以前NHKで再放送含め2度テレビで拝見させて頂きました、らんと申します。
航さんの人柄、お兄様の人柄に感銘を受けてテレビを拝見しました。
お父様、お母様もなんと穏やかで知的で…。
確かに御両親からすれば心配もあるでしょうが幸せな御家族という印象を持ちました。
私には自閉症の息子がいてシングルマザーでもあります。私は友人がなかなか出来ない息子を半ば放ったらかしにして働きに出掛けねばならず息子に申し訳ない思いでいっぱいになります。息子を幸せにしてあげたいのに出来ないもどかしさ、そしていつか息子をこの世に置いて行かねばならぬせつなさ、辛さ。

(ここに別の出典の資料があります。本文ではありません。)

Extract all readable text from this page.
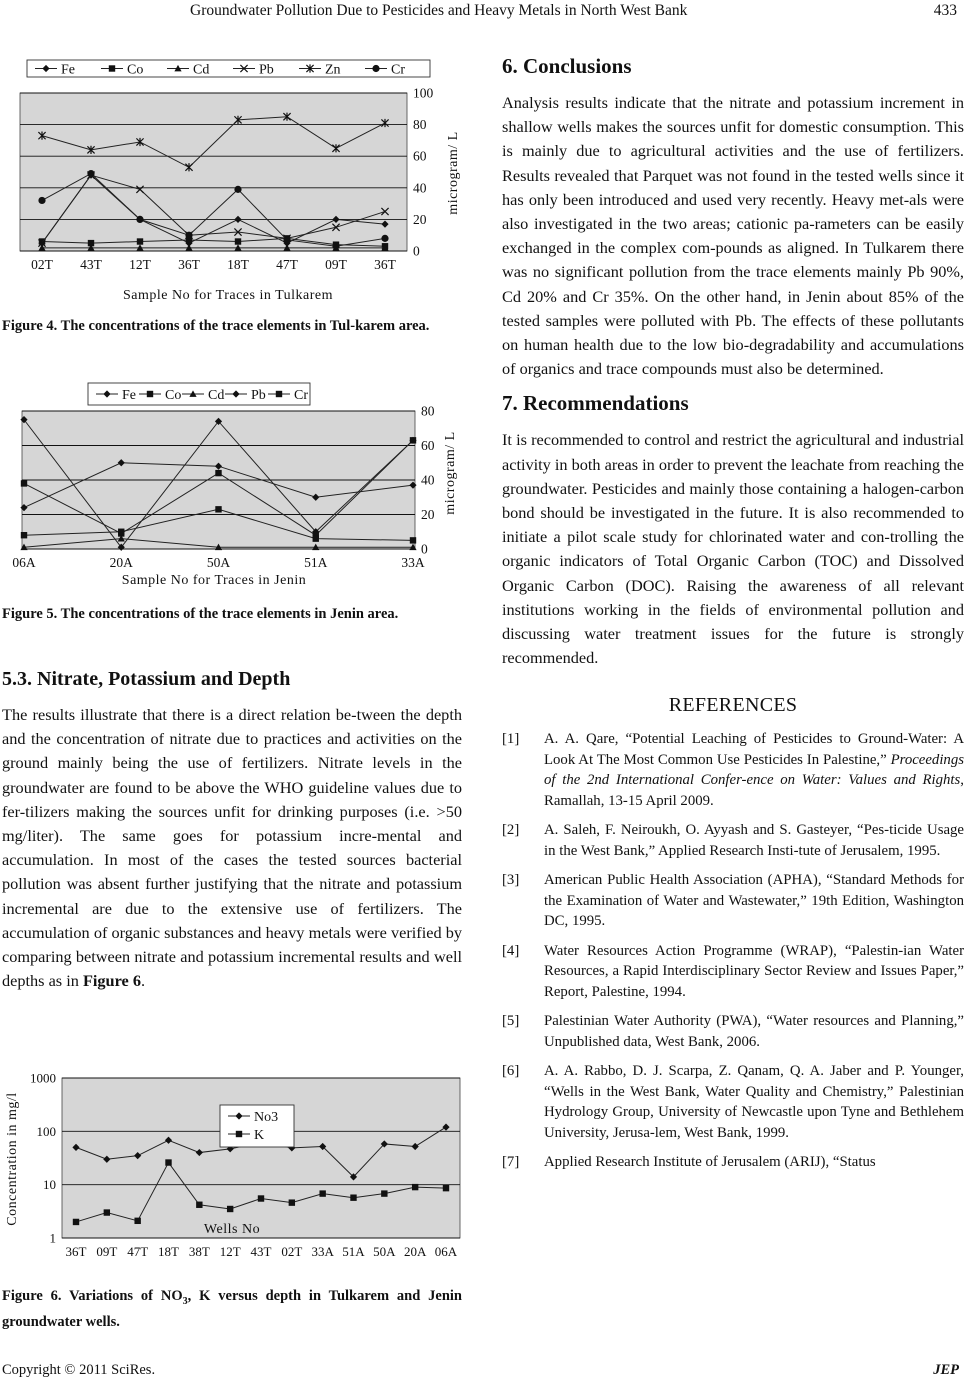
Groundwater Pollution Due to Pesticides and Heavy Metals in North West Bank	433
0
20
40
60
80
100
02T 43T 12T 36T 18T 47T 09T 36T
Sample No for Traces in Tulkarem
microgram/ L
Fe	Co	Cd	Pb	Zn	Cr
Figure 4. The concentrations of the trace elements in Tul-karem area.
0
20
40
60
80
06A	20A	50A	51A	33A
Sample No for Traces in Jenin
microgram/ L
Fe Co Cd Pb Cr
Figure 5. The concentrations of the trace elements in Jenin area.
5.3. Nitrate, Potassium and Depth

The results illustrate that there is a direct relation be-tween the depth and the concentration of nitrate due to practices and activities on the ground mainly being the use of fertilizers. Nitrate levels in the groundwater are found to be above the WHO guideline values due to fer-tilizers making the sources unfit for drinking purposes (i.e. >50 mg/liter). The same goes for potassium incre-mental and accumulation. In most of the cases the tested sources bacterial pollution was absent further justifying that the nitrate and potassium incremental are due to the extensive use of fertilizers. The accumulation of organic substances and heavy metals were verified by comparing between nitrate and potassium incremental results and well depths as in Figure 6.

1
10
100
1000
36T 09T 47T 18T 38T 12T 43T 02T 33A 51A 50A 20A 06A
Wells No
Concentration in mg/l	No3
K
Figure 6. Variations of $NO_3$, K versus depth in Tulkarem and Jenin groundwater wells.
6. Conclusions

Analysis results indicate that the nitrate and potassium increment in shallow wells makes the sources unfit for domestic consumption. This is mainly due to agricultural activities and the use of fertilizers. Results revealed that Parquet was not found in the tested wells since it has only been introduced and used very recently. Heavy met-als were also investigated in the two areas; cationic pa-rameters can be easily exchanged in the complex com-pounds as aligned. In Tulkarem there was no significant pollution from the trace elements mainly Pb 90%, Cd 20% and Cr 35%. On the other hand, in Jenin about 85% of the tested samples were polluted with Pb. The effects of these pollutants on human health due to the low bio-degradability and accumulations of organics and trace compounds must also be determined.

7. Recommendations

It is recommended to control and restrict the agricultural and industrial activity in both areas in order to prevent the leachate from reaching the groundwater. Pesticides and mainly those containing a halogen-carbon bond should be investigated in the future. It is also recommended to initiate a pilot scale study for chlorinated water and con-trolling the organic indicators of Total Organic Carbon (TOC) and Dissolved Organic Carbon (DOC). Raising the awareness of all relevant institutions working in the fields of environmental pollution and discussing water treatment issues for the future is strongly recommended.

REFERENCES
[1] A. A. Qare, “Potential Leaching of Pesticides to Ground-Water: A Look At The Most Common Use Pesticides In Palestine,” Proceedings of the 2nd International Confer-ence on Water: Values and Rights, Ramallah, 13-15 April 2009.
[2] A. Saleh, F. Neiroukh, O. Ayyash and S. Gasteyer, “Pes-ticide Usage in the West Bank,” Applied Research Insti-tute of Jerusalem, 1995.
[3] American Public Health Association (APHA), “Standard Methods for the Examination of Water and Wastewater,” 19th Edition, Washington DC, 1995.
[4] Water Resources Action Programme (WRAP), “Palestin-ian Water Resources, a Rapid Interdisciplinary Sector Review and Issues Paper,” Report, Palestine, 1994.
[5] Palestinian Water Authority (PWA), “Water resources and Planning,” Unpublished data, West Bank, 2006.
[6] A. A. Rabbo, D. J. Scarpa, Z. Qanam, Q. A. Jaber and P. Younger, “Wells in the West Bank, Water Quality and Chemistry,” Palestinian Hydrology Group, University of Newcastle upon Tyne and Bethlehem University, Jerusa-lem, West Bank, 1999.
[7] Applied Research Institute of Jerusalem (ARIJ), “Status
Copyright © 2011 SciRes.	JEP
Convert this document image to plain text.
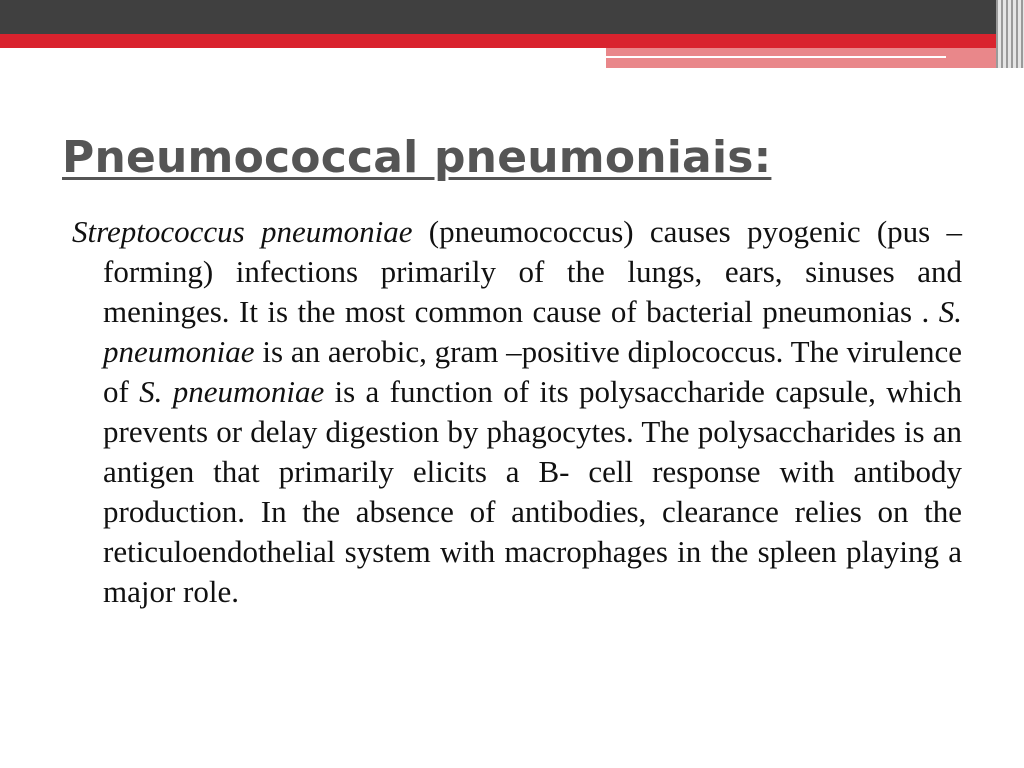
Pneumococcal pneumoniais:

Streptococcus pneumoniae (pneumococcus) causes pyogenic (pus –forming) infections primarily of the lungs, ears, sinuses and meninges. It is the most common cause of bacterial pneumonias . S. pneumoniae is an aerobic, gram –positive diplococcus. The virulence of S. pneumoniae is a function of its polysaccharide capsule, which prevents or delay digestion by phagocytes. The polysaccharides is an antigen that primarily elicits a B- cell response with antibody production. In the absence of antibodies, clearance relies on the reticuloendothelial system with macrophages in the spleen playing a major role.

御両親も同じ思いを抱えていることと思います。障害がある子がいるということは世話することの辛さより息子に辛い思いをさせているのではないか…という思いのほうが強いのではないかと思います。航さんがお兄様とお話したり詩を公表して皆さんを助けることが出来ていることに御両親は本当に喜んでらっしゃることと思います。
親孝行な息子さん達…是非是非ずっと幸せでいて下さい。それが私達親に取っての一番の親孝行なのです。可愛くていとおしくて仕方のない存在なんです。